# Efficient Parallel Task Execuition with *ray*
Since *ray.Pool*s appear to be batched and hence always wait for the longest task to finish, we need a more efficient way.

We have seen that policy evaluation doesn't vary in duration so much, so round robin is a good strategy for that use case. However, trajectory evaluation varies greatly. But the evaluation can be executed in a non-functional way. Workers don't need to return the result to the caller. They can instead store the result anywhere. Overall task termination status can be polled in a classical check-and-wait loop. The approach illustrated in this little tutorial takes little more that the average time over all task executions, i.e. it is almost perfectly efficient.

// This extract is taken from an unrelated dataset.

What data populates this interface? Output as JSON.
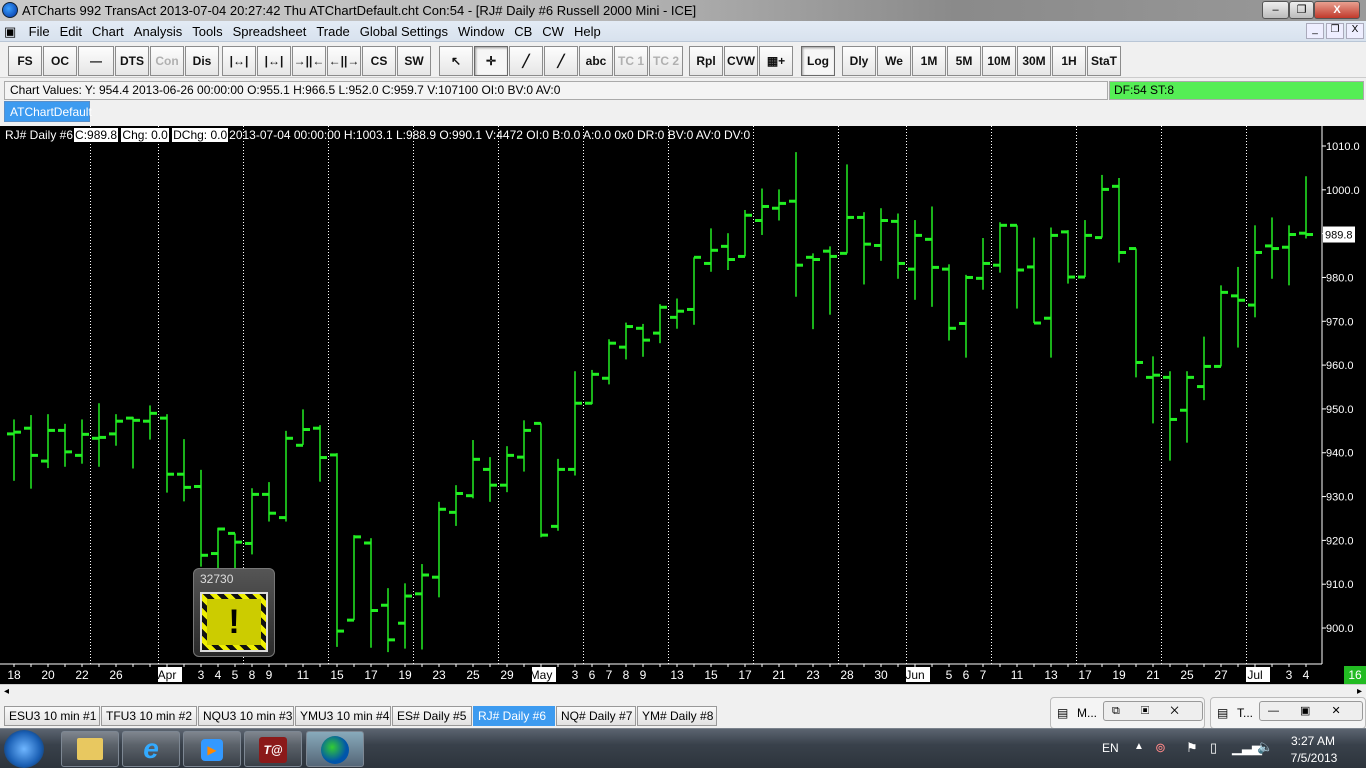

Hence we'll implement that approach for the self play actors.

In [1]:
import ray
from alphazero.ray.generic import TaskMonitor, RayFilePickler, SimpleCountingDispatcher
from alphazero.gomoku_game import RandomBoardInitializer, GomokuGame
from alphazero.interfaces import MctsParams, PolicySpec
from alphazero.self_play import SelfPlay
from alphazero.policies.ray_impl import HeuristicRayPolicy
from alphazero.ray.trainer import create_pool, PolicyRef, SelfPlayDelegator

### Some Dummy implementations
Workers pick up tasks from a common dispatcher and provide the result to the collector. The dispatcher acts as common counter, but it could as well enumerate input resources.

In [2]:
import uuid
import time

@ray.remote
class Worker:
    def __init__(self, wid, dispatcher, collector):
        self.wid = wid
        self.collector = collector
        self.dispatcher = dispatcher

    def init(self, *args, **kwargs):
        pass

    def work(self):
        """
        fetch task, report result - until all jobs are done
        """
        while True:
            task = ray.get(self.dispatcher.get_task.remote())
            if task is None:
                break
            seqno, effort = task
            time.sleep(effort)
            the_result = str(uuid.uuid4())
            self.collector.collect.remote(self.wid, seqno, the_result)

@ray.remote
class Collector:

    def __init__(self, monitor):
        self.result = []
        self.monitor = monitor

    def collect(self, wid, seqno, load):
        """
        collect all results
        """
        self.result.append((wid, seqno, load))
        self.monitor.report.remote()

    def get_result(self):
        return self.result


@ray.remote
class Dispatcher:

    def __init__(self, num_tasks):
        self.seqno = 0
        self.num_tasks = num_tasks

    def get_task(self):
        """
        Provide tasks of different 'effort' until exhausted
        """
        self.seqno = self.seqno + 1
        if self.seqno <= self.num_tasks:
            return self.seqno, self.seqno % 4 + 1
        else:
            return None


In [3]:
rctx = ray.init(ignore_reinit_error=True)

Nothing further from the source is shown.